Front page of Tagger News
Example of a tag-specific page: the Startups category
Word clusters in Hacker News posts, developed during the process of automatically categorizing articles, using the tidytext package.
Hacker News is heavily used among software developers, but it has limitations. The conversation can be dominated by a few popular topics, and niche articles that appeal to a small audience can have a hard time gaining attention. In contrast, Reddit's support for "subreddits," communities where users can keep up to date on specific topics they're interested in, has led to an explosion of usage and variety of discussion.
What it does
Tagger News provides a new way to browse stories on Hacker News, allowing you to follow specific topics you're interested in, such as "Web Development", "Mobile", "Politics", and "AI / Machine Learning". These are automatically tagged based on the article's content so that Tagger News always has up-to-date news.
How we built it
We collected the full text of 20,000 Hacker News posts, and used machine learning (specifically topic modeling and random forests) to train a classifier for assigning articles into topics. This included a combination of developing a test set using exploratory analysis in R, such as the tidytext package, then training machine learning models in Python with scikit-learn.
We deployed this into a Django application hosted on Heroku with a UI skin based on the Hacker News design. It uses scheduled CRON jobs to synchronize with Hacker News. Our code is available on GitHub here.
Challenges we ran into
The Hacker News API is slow, as is the library we used for article extraction.
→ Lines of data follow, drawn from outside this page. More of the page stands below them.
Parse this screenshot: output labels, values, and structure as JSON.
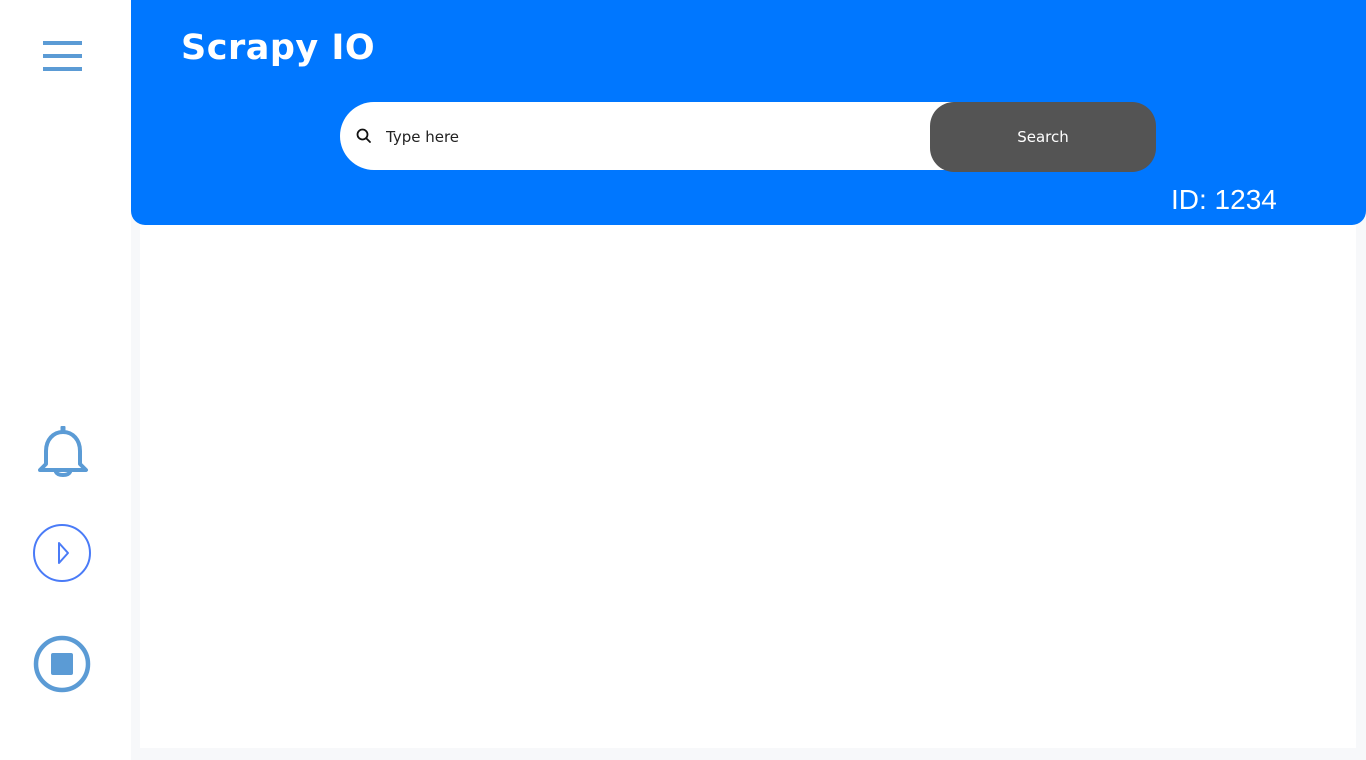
{
  "app": {
    "title": "Scrapy IO",
    "id_label": "ID: 1234"
  },
  "search": {
    "placeholder": "Type here",
    "value": "",
    "button_label": "Search"
  },
  "sidebar": {
    "icons": [
      "menu-icon",
      "bell-icon",
      "play-icon",
      "stop-icon"
    ]
  },
  "colors": {
    "header": "#0077ff",
    "search_button": "#545454",
    "icon": "#5b9bd5",
    "play_icon": "#4a7bf7"
  }
}
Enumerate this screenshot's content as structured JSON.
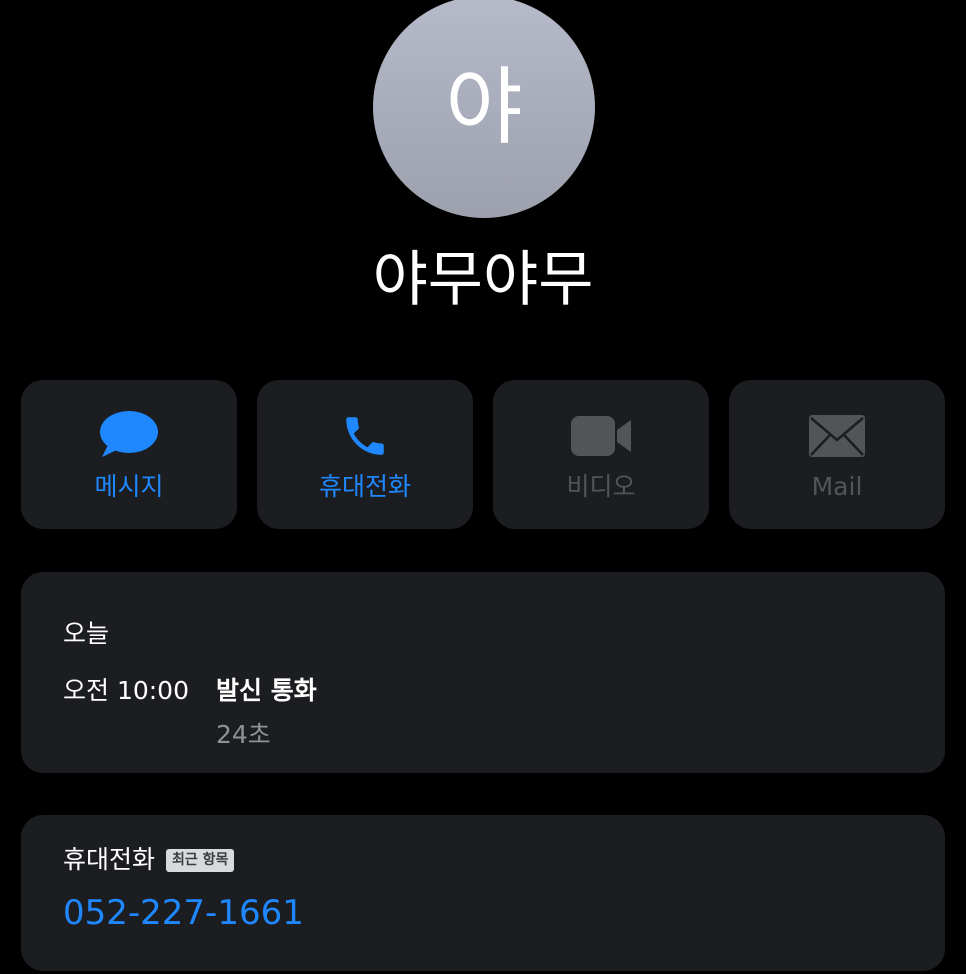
{
  "contact": {
    "initial": "야",
    "name": "야무야무"
  },
  "actions": [
    {
      "label": "메시지",
      "icon": "message-bubble-icon",
      "enabled": true
    },
    {
      "label": "휴대전화",
      "icon": "phone-icon",
      "enabled": true
    },
    {
      "label": "비디오",
      "icon": "video-camera-icon",
      "enabled": false
    },
    {
      "label": "Mail",
      "icon": "mail-envelope-icon",
      "enabled": false
    }
  ],
  "recents": {
    "day": "오늘",
    "entries": [
      {
        "time": "오전 10:00",
        "type": "발신 통화",
        "duration": "24초"
      }
    ]
  },
  "phone": {
    "label": "휴대전화",
    "badge": "최근 항목",
    "number": "052-227-1661"
  },
  "colors": {
    "background": "#000000",
    "card": "#1b1d20",
    "accent": "#1f88ff",
    "disabled": "#525558",
    "secondary_text": "#8e9196",
    "avatar_top": "#b6bac9",
    "avatar_bottom": "#9da0ad"
  }
}
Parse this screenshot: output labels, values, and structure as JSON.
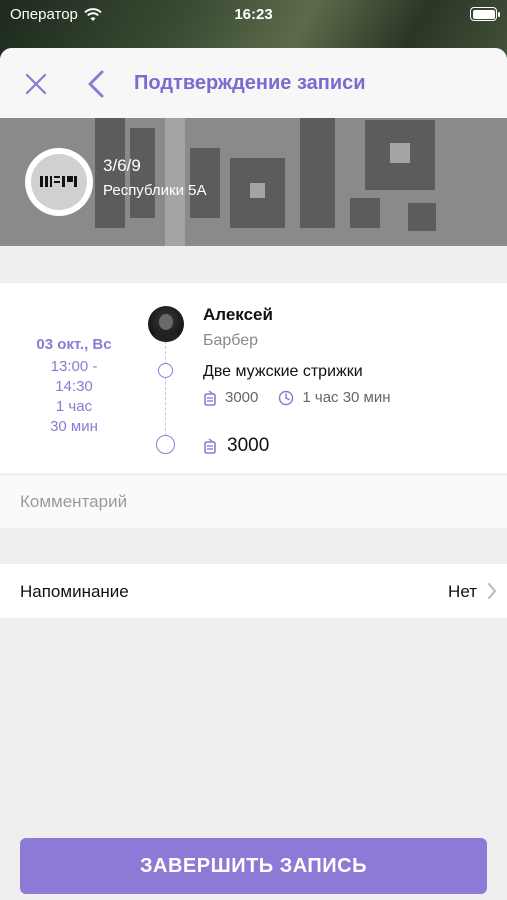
{
  "status_bar": {
    "carrier": "Оператор",
    "time": "16:23"
  },
  "nav": {
    "title": "Подтверждение записи"
  },
  "salon": {
    "name": "3/6/9",
    "address": "Республики 5А"
  },
  "appointment": {
    "date": "03 окт., Вс",
    "time_range_start": "13:00 -",
    "time_range_end": "14:30",
    "duration_line1": "1 час",
    "duration_line2": "30 мин",
    "master_name": "Алексей",
    "master_role": "Барбер",
    "service_name": "Две мужские стрижки",
    "service_price": "3000",
    "service_duration": "1 час 30 мин",
    "total_price": "3000"
  },
  "comment": {
    "placeholder": "Комментарий"
  },
  "reminder": {
    "label": "Напоминание",
    "value": "Нет"
  },
  "submit": {
    "label": "ЗАВЕРШИТЬ ЗАПИСЬ"
  },
  "colors": {
    "accent": "#8c7ad6",
    "background": "#efefef"
  }
}
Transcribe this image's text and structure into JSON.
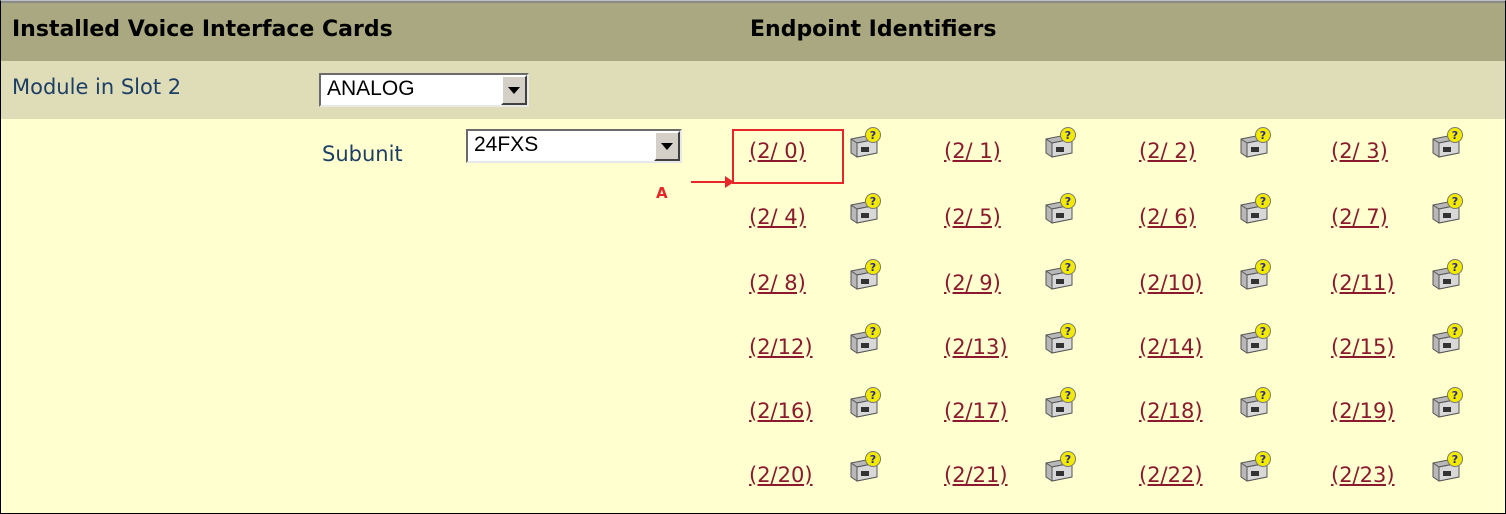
{
  "header": {
    "installed_cards": "Installed Voice Interface Cards",
    "endpoint_identifiers": "Endpoint Identifiers"
  },
  "module": {
    "label": "Module in Slot 2",
    "selected": "ANALOG"
  },
  "subunit": {
    "label": "Subunit",
    "selected": "24FXS"
  },
  "callout": {
    "label": "A",
    "color": "#e8262a"
  },
  "endpoint_icon": "phone-port-help-icon",
  "endpoints": [
    "(2/ 0)",
    "(2/ 1)",
    "(2/ 2)",
    "(2/ 3)",
    "(2/ 4)",
    "(2/ 5)",
    "(2/ 6)",
    "(2/ 7)",
    "(2/ 8)",
    "(2/ 9)",
    "(2/10)",
    "(2/11)",
    "(2/12)",
    "(2/13)",
    "(2/14)",
    "(2/15)",
    "(2/16)",
    "(2/17)",
    "(2/18)",
    "(2/19)",
    "(2/20)",
    "(2/21)",
    "(2/22)",
    "(2/23)"
  ]
}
We kept the web scraping running in the background across three computers for about eight hours as we were developing the product.
Keeping the database up to date on Heroku relative to Hacker News articles is challenging, especially since some articles could time out while they were loading.
Accomplishments that we're proud of
We were happy with the performance of our machine learning algorithm, achieving at least a .85 AUC for almost all topics on our supervised training set (and some as high as .95). We were also able to seamlessly transition trained models into production thanks to the scikit-learn library.
We constructed a dataset of full-text articles posted on hacker news, now freely available, that could be used in many other machine learning and natural language processing investigations.
What we learned
We learned to use the goose package to scrape text from a variety of articles. We had experience developing machine learning algorithms for production before, but rarely under these time constraints, and we were impressed with the ability of scikit-learn to transition from exploratory analysis to production.
What's next for Tagger News
Putting it on Hacker News, of course! We expect it to be tagged under both "Web Development" and "AI/Machine Learning."